Optimistic outlook for India’s manufacturing sector in 2014

Indian Manufacturing Sector’s Purchasing Managers’ Index (PMI) which is seasonally prepared by Markit, has consistently been below 50.0 since July 2013. 50 is the point in the index that differentiates a state of growth from one of contraction. In November though, there has been a spike in manufacturing sector activity with the PMI climbing to 51.3 due to new orders and increased output.

This also coincides with a spike in GDP growth in the second quarter this fiscal year which can be attributed to increased performance of manufacturing, construction, farm, and services sectors. Export, which is an indicator of India’s economic health, has also grown but only marginally. This would suggest that the domestic market was the main contributing factor for the GDP growth.

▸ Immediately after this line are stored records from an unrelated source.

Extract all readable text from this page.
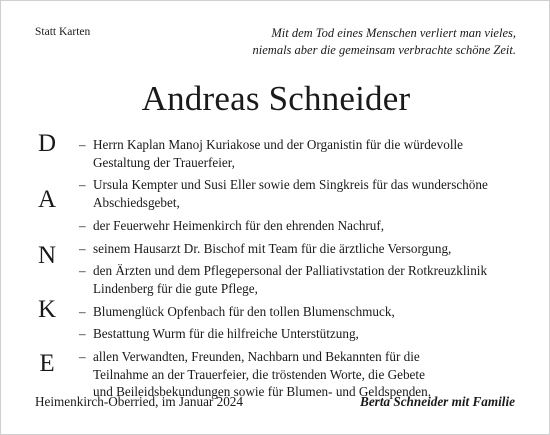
Statt Karten	Mit dem Tod eines Menschen verliert man vieles,
niemals aber die gemeinsam verbrachte schöne Zeit.
Andreas Schneider
D
A
N
K
E
– Herrn Kaplan Manoj Kuriakose und der Organistin für die würdevolle
Gestaltung der Trauerfeier,
– Ursula Kempter und Susi Eller sowie dem Singkreis für das wunderschöne
Abschiedsgebet,
– der Feuerwehr Heimenkirch für den ehrenden Nachruf,
– seinem Hausarzt Dr. Bischof mit Team für die ärztliche Versorgung,
– den Ärzten und dem Pflegepersonal der Palliativstation der Rotkreuzklinik
Lindenberg für die gute Pflege,
– Blumenglück Opfenbach für den tollen Blumenschmuck,
– Bestattung Wurm für die hilfreiche Unterstützung,
– allen Verwandten, Freunden, Nachbarn und Bekannten für die
Teilnahme an der Trauerfeier, die tröstenden Worte, die Gebete
und Beileidsbekundungen sowie für Blumen- und Geldspenden.
Heimenkirch-Oberried, im Januar 2024	Berta Schneider mit Familie
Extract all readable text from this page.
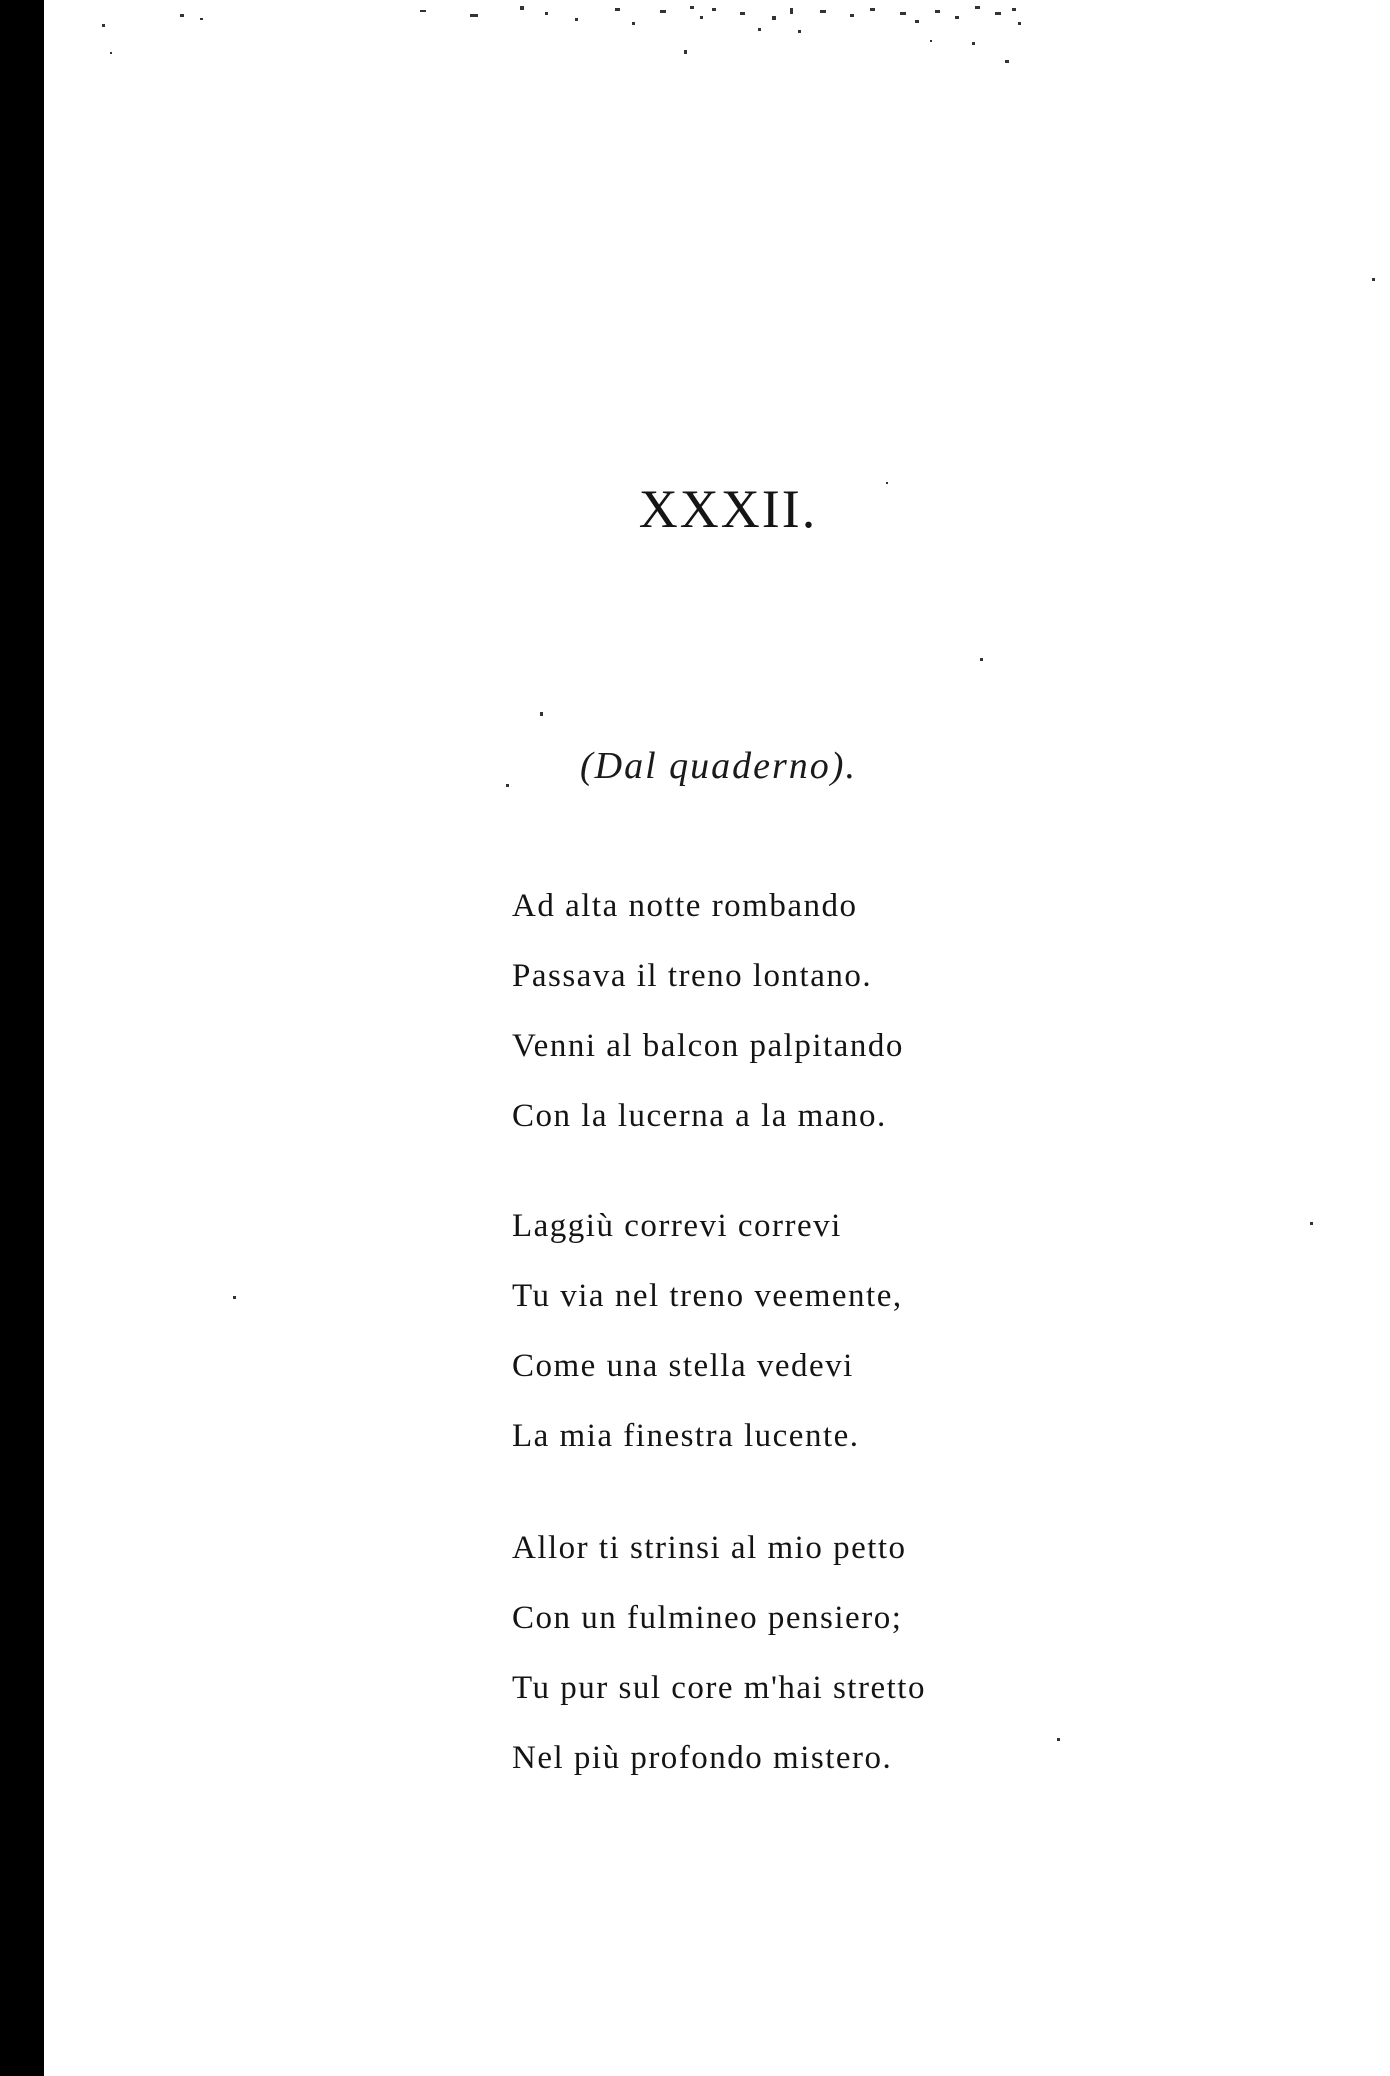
XXXII.
(Dal quaderno).
Ad alta notte rombando
Passava il treno lontano.
Venni al balcon palpitando
Con la lucerna a la mano.
Laggiù correvi correvi
Tu via nel treno veemente,
Come una stella vedevi
La mia finestra lucente.
Allor ti strinsi al mio petto
Con un fulmineo pensiero;
Tu pur sul core m'hai stretto
Nel più profondo mistero.
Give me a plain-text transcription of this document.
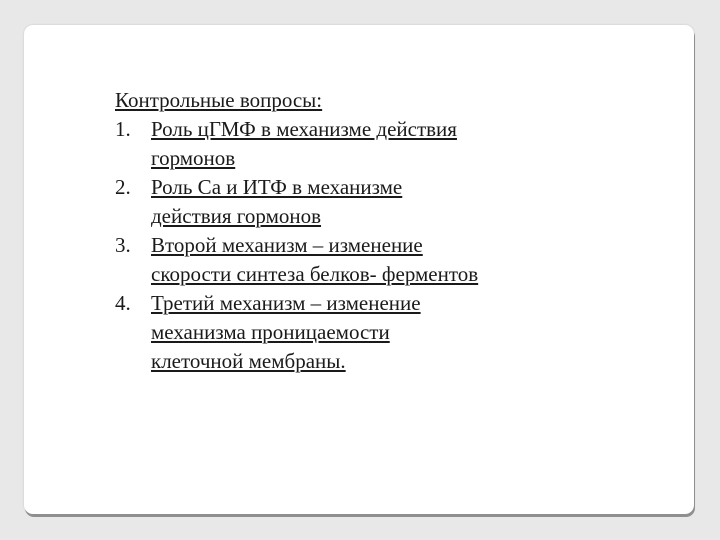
Контрольные вопросы:
1. Роль цГМФ в механизме действия
гормонов
2. Роль Са и ИТФ в механизме
действия гормонов
3. Второй механизм – изменение
скорости синтеза белков- ферментов
4. Третий механизм – изменение
механизма проницаемости
клеточной мембраны.
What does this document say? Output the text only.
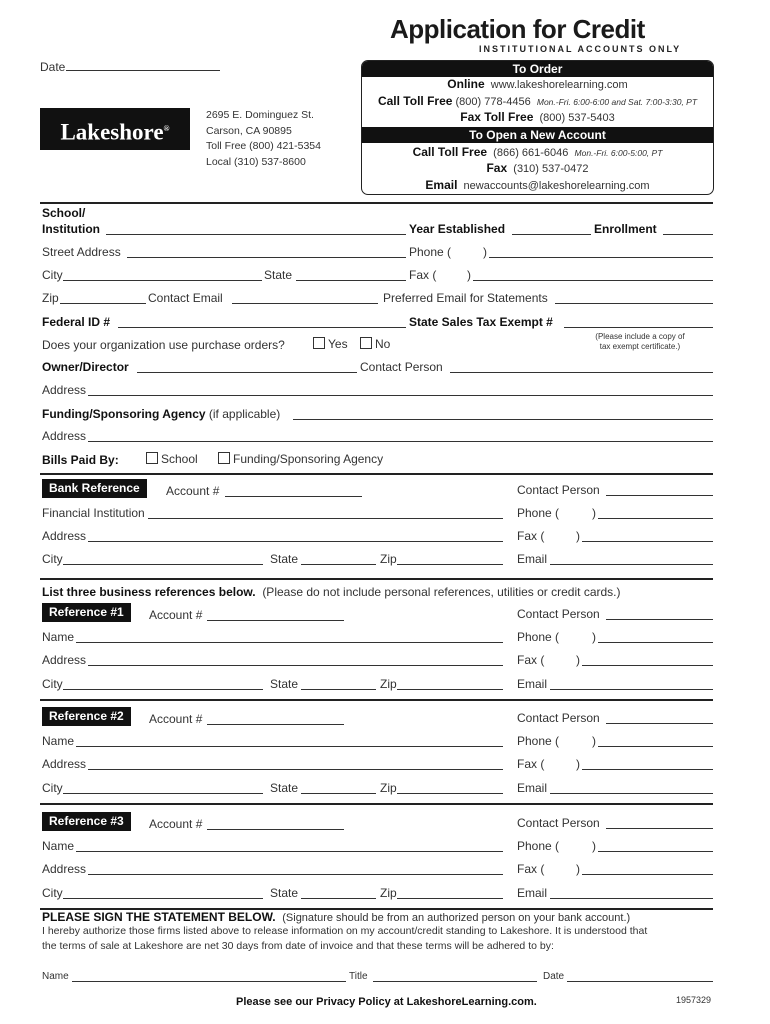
Application for Credit
INSTITUTIONAL ACCOUNTS ONLY
Date
Lakeshore®
2695 E. Dominguez St.
Carson, CA 90895
Toll Free (800) 421-5354
Local (310) 537-8600
To Order
Online www.lakeshorelearning.com
Call Toll Free (800) 778-4456 Mon.-Fri. 6:00-6:00 and Sat. 7:00-3:30, PT
Fax Toll Free (800) 537-5403
To Open a New Account
Call Toll Free (866) 661-6046 Mon.-Fri. 6:00-5:00, PT
Fax (310) 537-0472
Email newaccounts@lakeshorelearning.com
School/
Institution	Year Established	Enrollment
Street Address	Phone (	)
City	State	Fax (	)
Zip	Contact Email	Preferred Email for Statements
Federal ID #	State Sales Tax Exempt #
Does your organization use purchase orders?	Yes	No
(Please include a copy of
tax exempt certificate.)
Owner/Director	Contact Person
Address
Funding/Sponsoring Agency (if applicable)
Address
Bills Paid By:	School	Funding/Sponsoring Agency
Bank Reference	Account #	Contact Person
Financial Institution	Phone (	)
Address	Fax (	)
City	State	Zip	Email
List three business references below. (Please do not include personal references, utilities or credit cards.)
Reference #1	Account #	Contact Person
Name	Phone (	)
Address	Fax (	)
City	State	Zip	Email
Reference #2	Account #	Contact Person
Name	Phone (	)
Address	Fax (	)
City	State	Zip	Email
Reference #3	Account #	Contact Person
Name	Phone (	)
Address	Fax (	)
City	State	Zip	Email
PLEASE SIGN THE STATEMENT BELOW. (Signature should be from an authorized person on your bank account.)
I hereby authorize those firms listed above to release information on my account/credit standing to Lakeshore. It is understood that
the terms of sale at Lakeshore are net 30 days from date of invoice and that these terms will be adhered to by:
Name	Title	Date
Please see our Privacy Policy at LakeshoreLearning.com.	1957329
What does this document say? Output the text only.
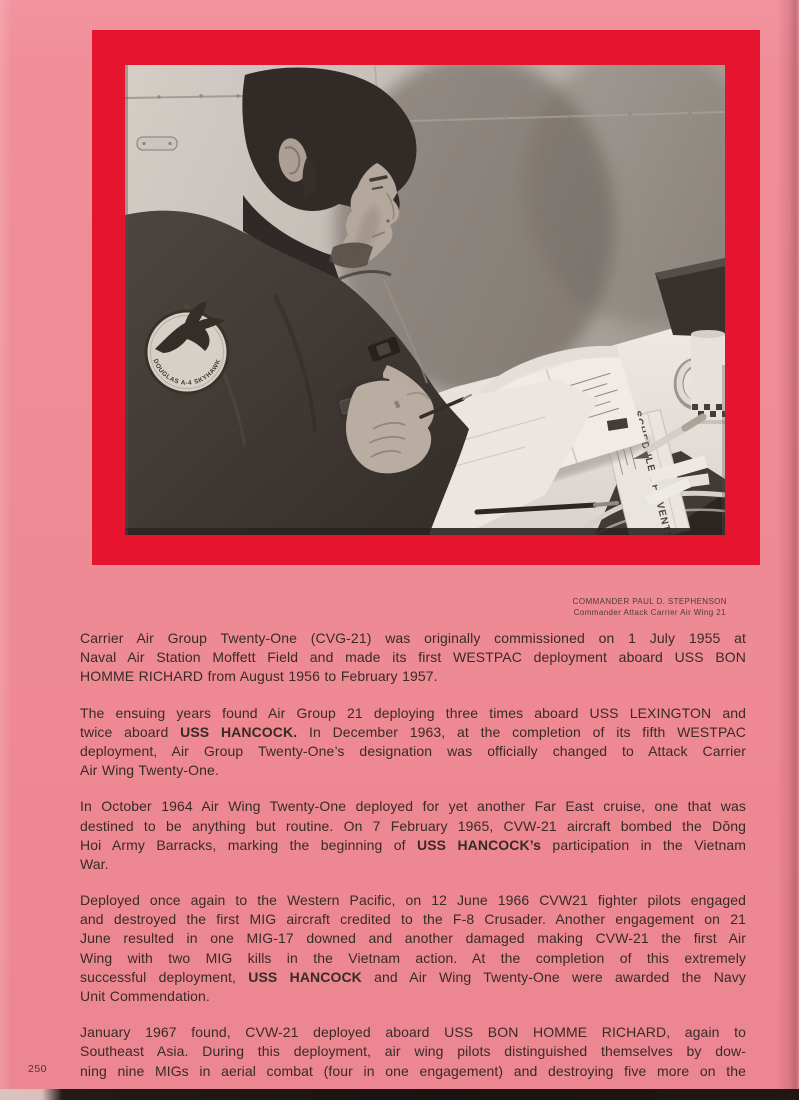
OF EVENTS
DOUGLAS A-4 SKYHAWK
COMMANDER PAUL D. STEPHENSON
Commander Attack Carrier Air Wing 21
Carrier Air Group Twenty-One (CVG-21) was originally commissioned on 1 July 1955 at
Naval Air Station Moffett Field and made its first WESTPAC deployment aboard USS BON
HOMME RICHARD from August 1956 to February 1957.
The ensuing years found Air Group 21 deploying three times aboard USS LEXINGTON and
twice aboard USS HANCOCK. In December 1963, at the completion of its fifth WESTPAC
deployment, Air Group Twenty-One’s designation was officially changed to Attack Carrier
Air Wing Twenty-One.
In October 1964 Air Wing Twenty-One deployed for yet another Far East cruise, one that was
destined to be anything but routine. On 7 February 1965, CVW-21 aircraft bombed the Dŏng
Hoi Army Barracks, marking the beginning of USS HANCOCK’s participation in the Vietnam
War.
Deployed once again to the Western Pacific, on 12 June 1966 CVW21 fighter pilots engaged
and destroyed the first MIG aircraft credited to the F-8 Crusader. Another engagement on 21
June resulted in one MIG-17 downed and another damaged making CVW-21 the first Air
Wing with two MIG kills in the Vietnam action. At the completion of this extremely
successful deployment, USS HANCOCK and Air Wing Twenty-One were awarded the Navy
Unit Commendation.
January 1967 found, CVW-21 deployed aboard USS BON HOMME RICHARD, again to
Southeast Asia. During this deployment, air wing pilots distinguished themselves by dow-
ning nine MIGs in aerial combat (four in one engagement) and destroying five more on the
250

Industry experts claim that easing of RBI’s interest tightening cycle was also one of the other contributing factors to the improved performance. This can be corroborated with the fact that Wholesale Price Index based inflation was at an eight-month high in October (7%), and Consumer Price Index based inflation rose to 10% in the same month.

Inflation is a continuing concern for the economy and it is expected that the RBI will raise the rates again towards the end of this fiscal year. The goal is to maintain the rate of 5% which the RBI considers acceptable, which will consequentially help lower borrowing costs and increase economic activity.